Java Regex Problem

stevengarcia · Mar 27, 2006

I want to extract all the content between HTML <li> tags. I'm using
regular expressions and I'm not capturing every match with my regex.
What I have is:

String regex = "<li>(.*)</li>";
String content = "<html><li>aaa</li><li>bbb</li></html>";

Pattern p = Pattern.compile(regex);
Matcher matcher = p.matcher(content);
while (matcher.find()) {
System.out.println(matcher.group(1));
}

The result of this is "aaa</li><li>bbb" and that is not what I want. I
instead want to just print "aaa" and "bbb". What am I doing wrong?

Thanks for your help.

Lars-Åke Aspelin · Mar 27, 2006

I want to extract all the content between HTML <li> tags. I'm using
regular expressions and I'm not capturing every match with my regex.
What I have is:

String regex = "<li>(.*)</li>";
String content = "<html><li>aaa</li><li>bbb</li></html>";

Pattern p = Pattern.compile(regex);
Matcher matcher = p.matcher(content);
while (matcher.find()) {
System.out.println(matcher.group(1));
}

The result of this is "aaa</li><li>bbb" and that is not what I want. I
instead want to just print "aaa" and "bbb". What am I doing wrong?

Thanks for your help.

If you add a '?' you will prevent the greedy behaviour of the pattern
matching and gives you the expected result.

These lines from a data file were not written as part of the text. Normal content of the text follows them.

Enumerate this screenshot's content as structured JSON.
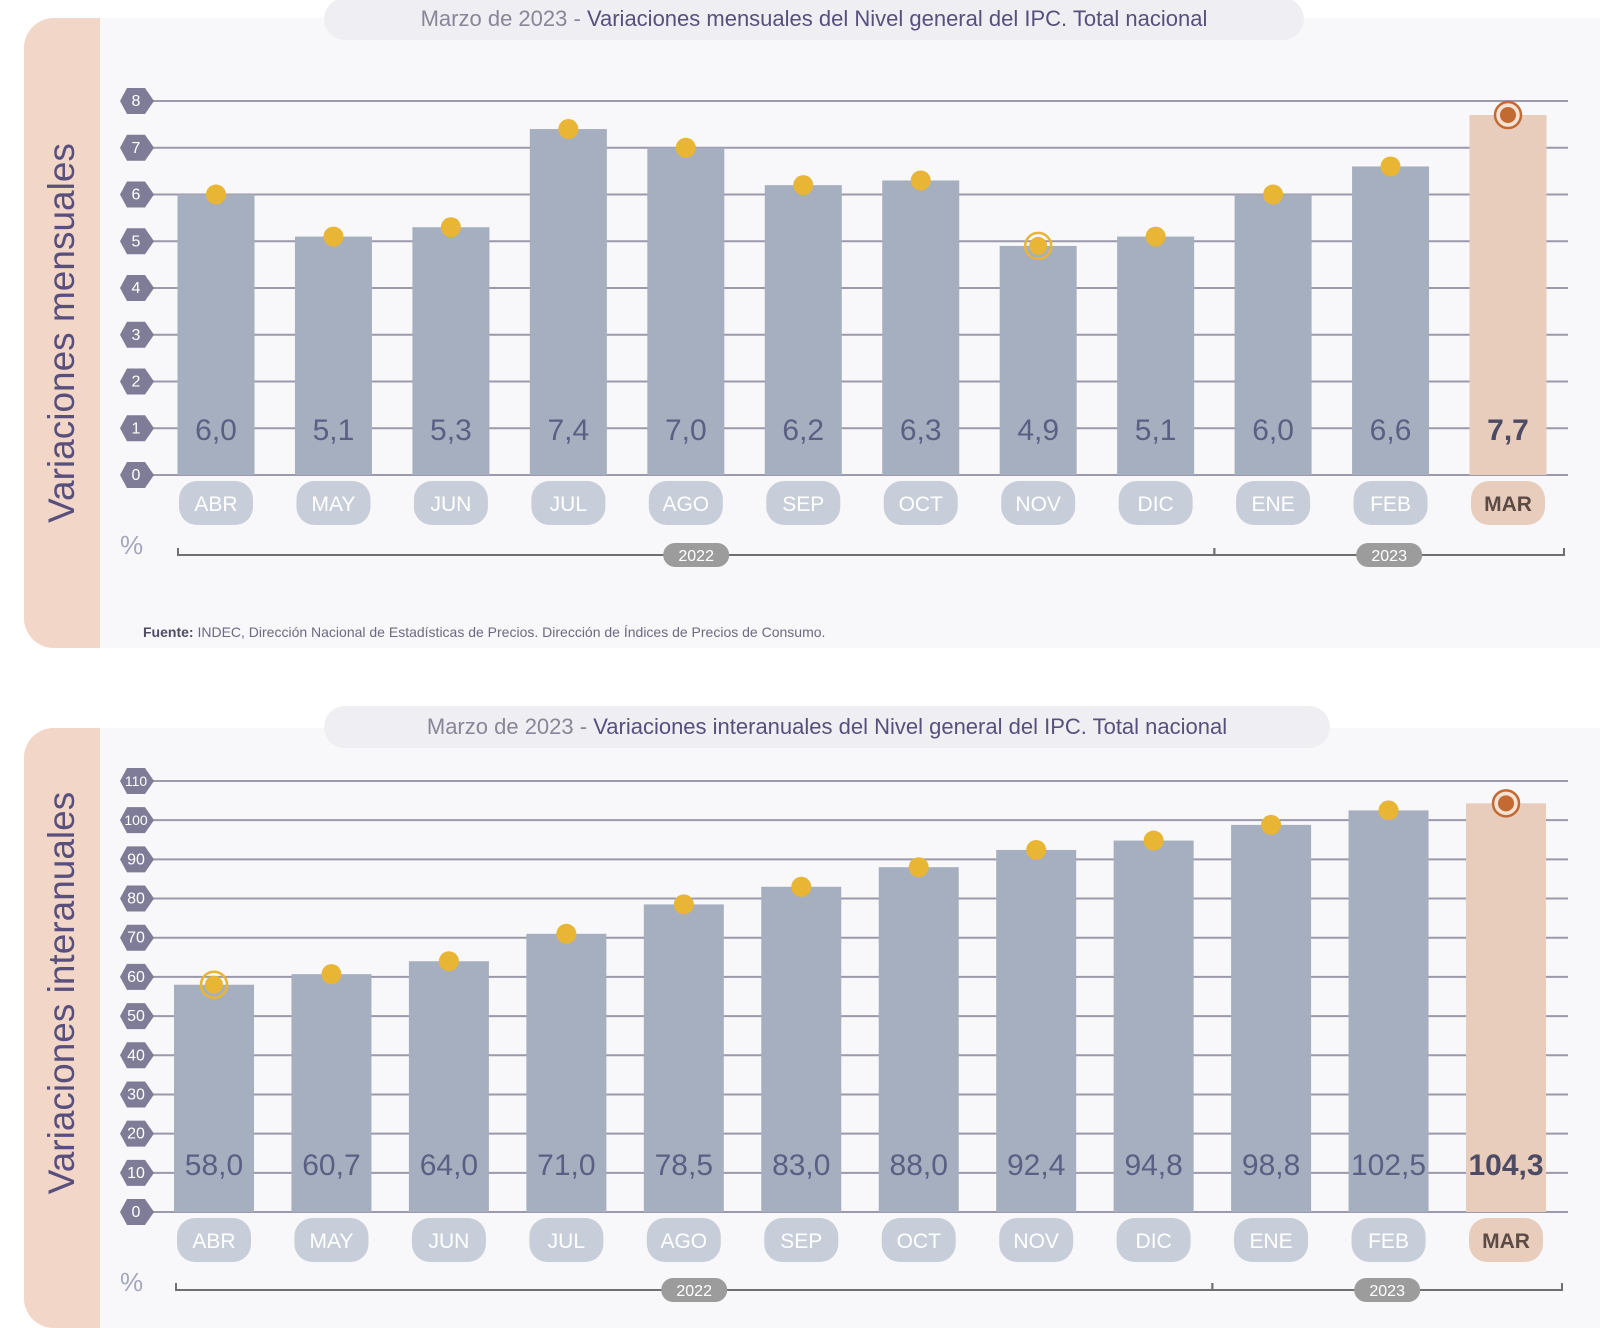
{
  "charts": [
    {
      "title_date": "Marzo de 2023",
      "title_sep": "-",
      "title_main": "Variaciones mensuales del Nivel general del IPC. Total nacional",
      "side_label": "Variaciones mensuales",
      "unit": "%",
      "source_label": "Fuente:",
      "source_text": "INDEC, Dirección Nacional de Estadísticas de Precios. Dirección de Índices de Precios de Consumo."
    },
    {
      "title_date": "Marzo de 2023",
      "title_sep": "-",
      "title_main": "Variaciones interanuales del Nivel general del IPC. Total nacional",
      "side_label": "Variaciones interanuales",
      "unit": "%"
    }
  ],
  "colors": {
    "bar": "#a6afbf",
    "bar_highlight": "#e8cdbd",
    "dot": "#e8b535",
    "dot_highlight": "#c26a32",
    "grid": "#9b99aa",
    "tick_bubble": "#7f7c97",
    "label_text": "#5b5f83",
    "month_pill": "#c8ced9",
    "year_pill": "#9c9c9c"
  },
  "chart_data": [
    {
      "type": "bar",
      "title": "Variaciones mensuales del Nivel general del IPC. Total nacional",
      "categories": [
        "ABR",
        "MAY",
        "JUN",
        "JUL",
        "AGO",
        "SEP",
        "OCT",
        "NOV",
        "DIC",
        "ENE",
        "FEB",
        "MAR"
      ],
      "values": [
        6.0,
        5.1,
        5.3,
        7.4,
        7.0,
        6.2,
        6.3,
        4.9,
        5.1,
        6.0,
        6.6,
        7.7
      ],
      "value_labels": [
        "6,0",
        "5,1",
        "5,3",
        "7,4",
        "7,0",
        "6,2",
        "6,3",
        "4,9",
        "5,1",
        "6,0",
        "6,6",
        "7,7"
      ],
      "ylim": [
        0,
        8
      ],
      "yticks": [
        "0",
        "1",
        "2",
        "3",
        "4",
        "5",
        "6",
        "7",
        "8"
      ],
      "ylabel": "Variaciones mensuales",
      "unit": "%",
      "years": [
        {
          "label": "2022",
          "from": "ABR",
          "to": "DIC"
        },
        {
          "label": "2023",
          "from": "ENE",
          "to": "MAR"
        }
      ],
      "highlight": "MAR",
      "ringed_min": "NOV",
      "grid": true
    },
    {
      "type": "bar",
      "title": "Variaciones interanuales del Nivel general del IPC. Total nacional",
      "categories": [
        "ABR",
        "MAY",
        "JUN",
        "JUL",
        "AGO",
        "SEP",
        "OCT",
        "NOV",
        "DIC",
        "ENE",
        "FEB",
        "MAR"
      ],
      "values": [
        58.0,
        60.7,
        64.0,
        71.0,
        78.5,
        83.0,
        88.0,
        92.4,
        94.8,
        98.8,
        102.5,
        104.3
      ],
      "value_labels": [
        "58,0",
        "60,7",
        "64,0",
        "71,0",
        "78,5",
        "83,0",
        "88,0",
        "92,4",
        "94,8",
        "98,8",
        "102,5",
        "104,3"
      ],
      "ylim": [
        0,
        110
      ],
      "yticks": [
        "0",
        "10",
        "20",
        "30",
        "40",
        "50",
        "60",
        "70",
        "80",
        "90",
        "100",
        "110"
      ],
      "ylabel": "Variaciones interanuales",
      "unit": "%",
      "years": [
        {
          "label": "2022",
          "from": "ABR",
          "to": "DIC"
        },
        {
          "label": "2023",
          "from": "ENE",
          "to": "MAR"
        }
      ],
      "highlight": "MAR",
      "ringed_min": "ABR",
      "grid": true
    }
  ]
}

String regex = "<li>(.*?)</li>";

Hope this helps

Lars-Åke

Oliver Wong · Mar 27, 2006

I want to extract all the content between HTML <li> tags. I'm using
regular expressions and I'm not capturing every match with my regex.
What I have is:

String regex = "<li>(.*)</li>";
String content = "<html><li>aaa</li><li>bbb</li></html>";

Pattern p = Pattern.compile(regex);
Matcher matcher = p.matcher(content);
while (matcher.find()) {
System.out.println(matcher.group(1));
}

The result of this is "aaa</li><li>bbb" and that is not what I want. I
instead want to just print "aaa" and "bbb". What am I doing wrong?

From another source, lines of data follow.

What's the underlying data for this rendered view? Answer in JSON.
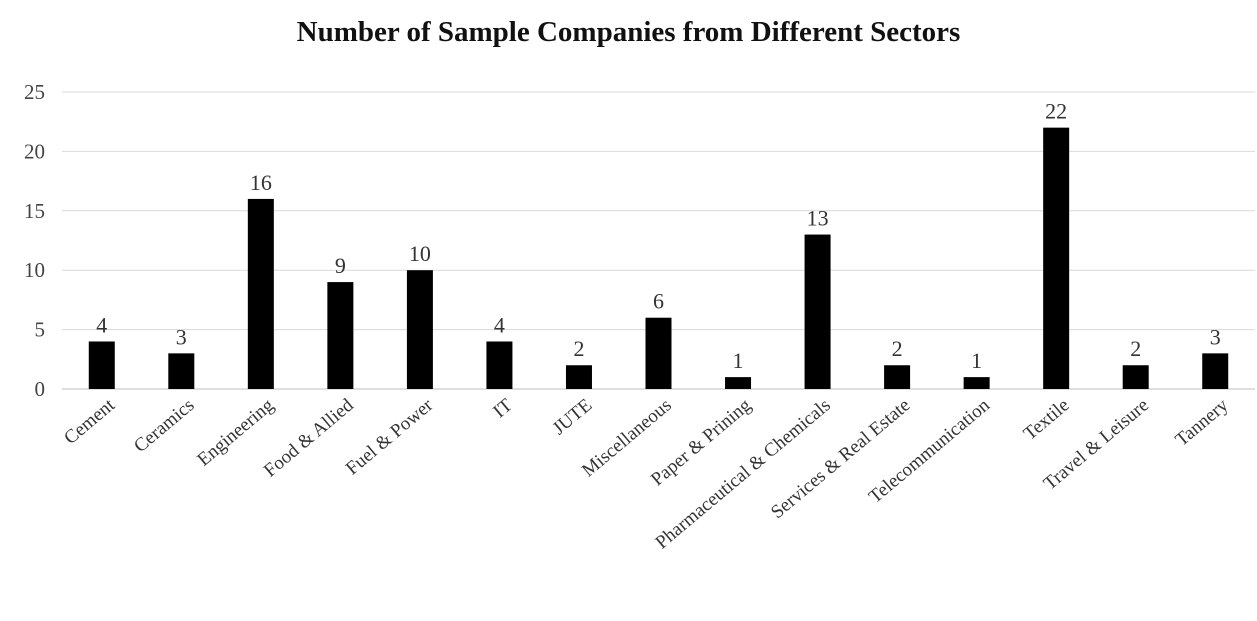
{
  "chart_data": {
    "type": "bar",
    "title": "Number of Sample Companies from Different Sectors",
    "xlabel": "",
    "ylabel": "",
    "categories": [
      "Cement",
      "Ceramics",
      "Engineering",
      "Food & Allied",
      "Fuel & Power",
      "IT",
      "JUTE",
      "Miscellaneous",
      "Paper & Prining",
      "Pharmaceutical & Chemicals",
      "Services & Real Estate",
      "Telecommunication",
      "Textile",
      "Travel & Leisure",
      "Tannery"
    ],
    "values": [
      4,
      3,
      16,
      9,
      10,
      4,
      2,
      6,
      1,
      13,
      2,
      1,
      22,
      2,
      3
    ],
    "data_labels": [
      "4",
      "3",
      "16",
      "9",
      "10",
      "4",
      "2",
      "6",
      "1",
      "13",
      "2",
      "1",
      "22",
      "2",
      "3"
    ],
    "ylim": [
      0,
      25
    ],
    "yticks": [
      "0",
      "5",
      "10",
      "15",
      "20",
      "25"
    ],
    "ytick_values": [
      0,
      5,
      10,
      15,
      20,
      25
    ],
    "grid": true,
    "legend": "none",
    "bar_color": "#000000",
    "grid_color": "#d9d9d9"
  }
}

In general, regular expressions are not sufficient to solve this
problem, since list-items in HTML can be nested, e.g.

<exampleHtmlSnippet>
<ul>
<li>
<ol>
<li>Foo</li>
<li>Bar</li>
<ol>
<li>
<li>Buntz</li>
</ul>
</exampleHtmlSnippet>

To solve the problem in general, you might look into an XML parser (if
your HTML is valid XML).

If you somehow "know" that you'll never get nested list-items, then the
problem is that your regular expression is behaving greedily; i.e. it's
matching as-much-as-possible, as opposed to as-little-as-possible.

- Oliver

stevengarcia · Mar 28, 2006

In general, regular expressions are not sufficient to solve this
problem, since list-items in HTML can be nested, e.g.

<exampleHtmlSnippet>
<ul>
<li>
<ol>
<li>Foo</li>
<li>Bar</li>
<ol>
<li>
<li>Buntz</li>
</ul>
</exampleHtmlSnippet>

Generally yes I would use an XML parser but I don't think the HTML will
ever change in my case. And using regex I think is easier than using
an XML parser and trying to locate particular nodes. I guess XPath
would help in that case but I'm confident this will work.

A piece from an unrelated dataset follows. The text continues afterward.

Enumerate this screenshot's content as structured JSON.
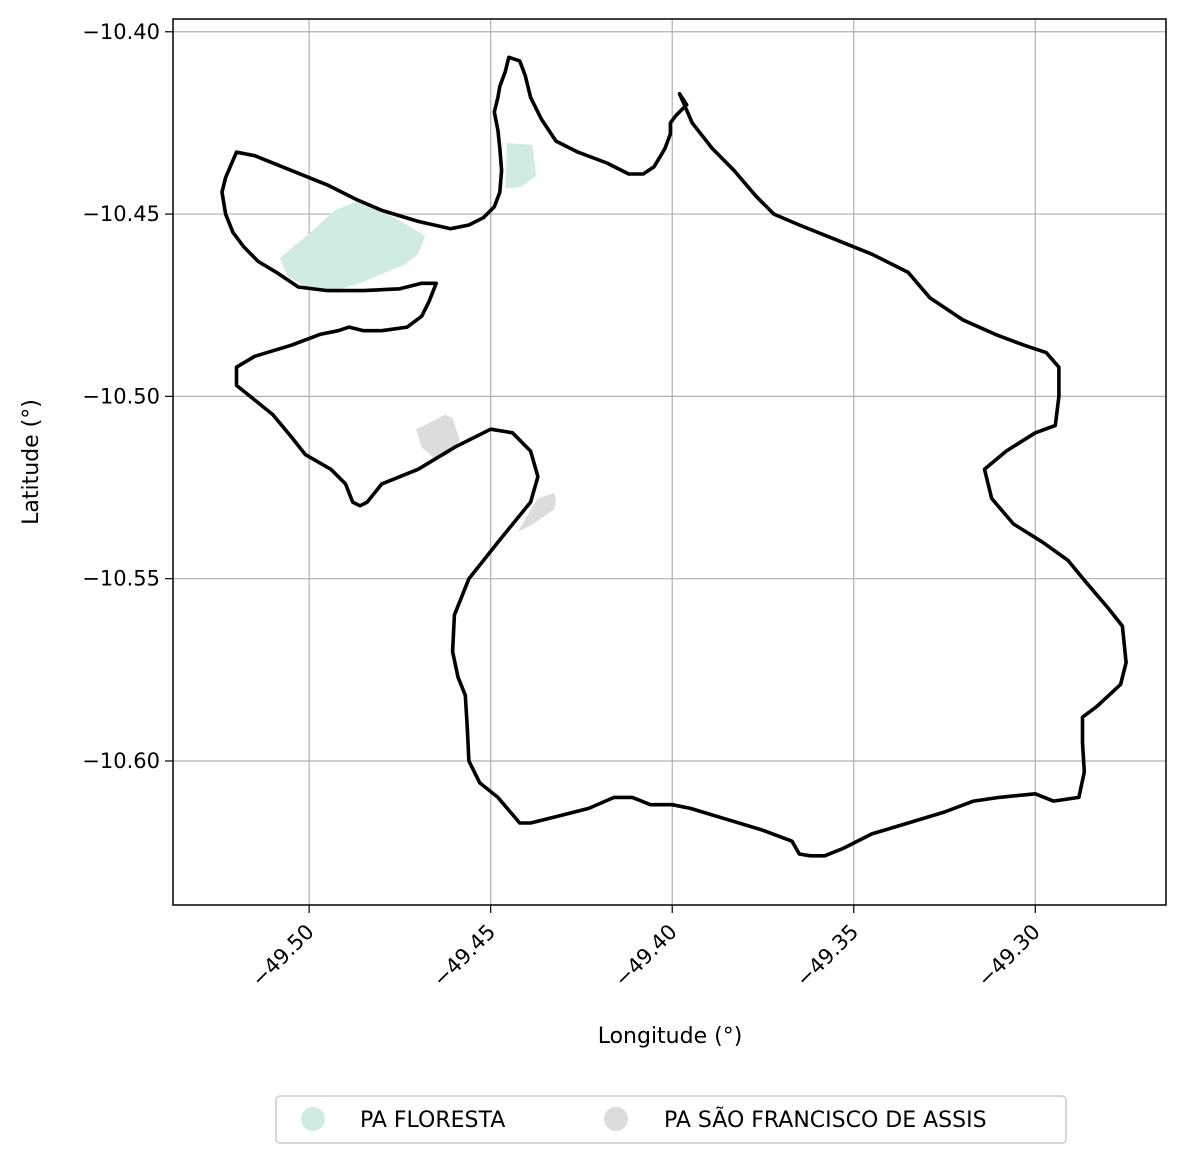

To solve the problem in general, you might look into an XML parser (if
your HTML is valid XML).

I'm not sure if it's valid or not. I guess I could parse it and find
out.

If you somehow "know" that you'll never get nested list-items, then the
problem is that your regular expression is behaving greedily; i.e. it's
matching as-much-as-possible, as opposed to as-little-as-possible.

I'm looking for something quick and easy, this is not for some big
company project. Thanks for your time.

-- Steve

Oliver Wong · Mar 28, 2006

Generally yes I would use an XML parser but I don't think the HTML will
ever change in my case. And using regex I think is easier than using
an XML parser and trying to locate particular nodes. I guess XPath
would help in that case but I'm confident this will work.

Not sure I understand; my objection is not that the HTML might change
during the program execution, but that list-items can be nested, as per the
example above (notice that the first <li> you encounter contains further
<li> elements).

If you honestly mean that the HTML will never ever change at all, why
not just hard-code the return result into your function?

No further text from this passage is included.